FILM REVIEW: "Everybody Knows", but does anybody care?

FILM REVIEW: "Everybody Knows", but does anybody care?

Everybody Knows is a slow burn. The film opens with a carefully shot study of a rundown clocktower and its mechanisms. It’s a very tactile opening with great sound design that lingers on each movement of the different parts that make up this whole. It’s also a simple but very effective metaphor for the film itself.

The film’s opening act is leisurely. Which is good, because there are a lot of characters to meet. Laura (Penélope Cruz) and her two children are returning to her hometown near Madrid for her sister’s wedding. We are introduced to her sisters, her father, her cousins and family friends in quick succession. Amongst them is Paco (Javier Bardem), a local vineyard owner and Laura’s childhood sweetheart. He’s a likeable and lively character who steals a lot of scenes early on as the wedding progresses from ceremony to drunken revelry at the hotel they’ve rented out for the event.

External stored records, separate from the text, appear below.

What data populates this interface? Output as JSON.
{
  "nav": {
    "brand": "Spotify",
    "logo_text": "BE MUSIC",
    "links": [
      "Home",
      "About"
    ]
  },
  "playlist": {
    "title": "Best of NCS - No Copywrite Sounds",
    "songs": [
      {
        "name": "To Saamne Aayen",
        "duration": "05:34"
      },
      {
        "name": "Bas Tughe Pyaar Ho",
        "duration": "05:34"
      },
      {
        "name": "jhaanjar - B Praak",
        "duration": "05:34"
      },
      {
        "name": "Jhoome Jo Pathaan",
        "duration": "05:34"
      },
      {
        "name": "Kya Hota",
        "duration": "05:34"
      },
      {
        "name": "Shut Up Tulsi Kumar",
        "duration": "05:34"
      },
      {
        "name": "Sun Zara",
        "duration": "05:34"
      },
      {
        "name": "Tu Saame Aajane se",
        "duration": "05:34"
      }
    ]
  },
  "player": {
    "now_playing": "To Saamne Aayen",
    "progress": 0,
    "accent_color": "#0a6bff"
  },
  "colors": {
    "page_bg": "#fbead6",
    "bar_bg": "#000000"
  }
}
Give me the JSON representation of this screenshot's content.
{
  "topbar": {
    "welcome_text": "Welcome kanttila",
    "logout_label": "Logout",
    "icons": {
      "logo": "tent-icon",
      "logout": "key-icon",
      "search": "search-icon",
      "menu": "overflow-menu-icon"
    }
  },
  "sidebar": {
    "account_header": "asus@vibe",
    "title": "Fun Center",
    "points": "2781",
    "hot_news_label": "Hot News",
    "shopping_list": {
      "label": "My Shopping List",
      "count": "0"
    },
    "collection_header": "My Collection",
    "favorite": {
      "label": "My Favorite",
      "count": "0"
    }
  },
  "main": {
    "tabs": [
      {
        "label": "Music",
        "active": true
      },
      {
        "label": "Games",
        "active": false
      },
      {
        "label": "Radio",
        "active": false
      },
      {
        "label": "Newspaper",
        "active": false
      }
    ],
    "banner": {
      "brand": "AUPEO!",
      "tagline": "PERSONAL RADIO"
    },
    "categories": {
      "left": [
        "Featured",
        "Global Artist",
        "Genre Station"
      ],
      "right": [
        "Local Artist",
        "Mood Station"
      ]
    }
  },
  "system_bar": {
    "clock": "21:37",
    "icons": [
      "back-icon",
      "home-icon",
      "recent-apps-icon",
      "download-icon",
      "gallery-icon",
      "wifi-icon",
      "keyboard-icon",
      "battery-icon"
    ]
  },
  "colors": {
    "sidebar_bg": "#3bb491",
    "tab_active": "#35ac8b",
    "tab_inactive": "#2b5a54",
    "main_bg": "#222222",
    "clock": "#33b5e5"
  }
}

With all the players in place, the first act does a great job of building up tension. The director (Asghar Farhadi) dangles multiple possibilities for disaster before us amidst scenes of this loving family celebrating together. Unfortunately, this is the obvious high point of the film. It reaches a crescendo following the inciting incident with palpable tension and some genuinely affecting emotion (from Cruz especially). But then it descends into scene after scene of the family mourning and bickering amongst themselves without any real sense of escalation for almost two hours.

It is perplexing that Everybody Knows brands itself a ‘psychological thriller’. It feels more like a domestic drama that focuses on the relationship between Laura and Paco. And that version of the film could have worked - Cruz gives a believable turn as a distraught person unsure where to turn in the face of tragedy and I totally bought into Bardem’s commitment to this family despite not truly being a part of it. Their history (and the broader family history) are uncovered through a series of well-acted interactions which feel real. The problem is that they’re almost too real: the dramas that bloom amidst these characters simply seem too mundane or unsurprising for the silver screen.

Yes, the performances are good. The cinematography too, although the camera is often so focused on the characters’ interactions that there isn’t much of a sense of place throughout. I just wish the film wasn’t so boring. Its press claims that Laura’s trip is ‘upset by unexpected events that bring secrets out into the open.’ But it’s more like ‘event.’ Singular. And ‘secret’. Singular. And it never really feels as if the stakes are raised after that solid first act.

In fact, by the time the film meandered towards its abrupt climax after so many recursive scenes spent with a family I hardly knew or cared about (most of whom have little bearing on the plot), I found myself struggling to pay attention. If anything, I was annoyed that it had failed to deliver on the promise of that tense opening act. Everybody Knows is, indeed, a slow burn. But no one wants to watch a fuse for two hours. Especially when there are no fireworks at the end of it.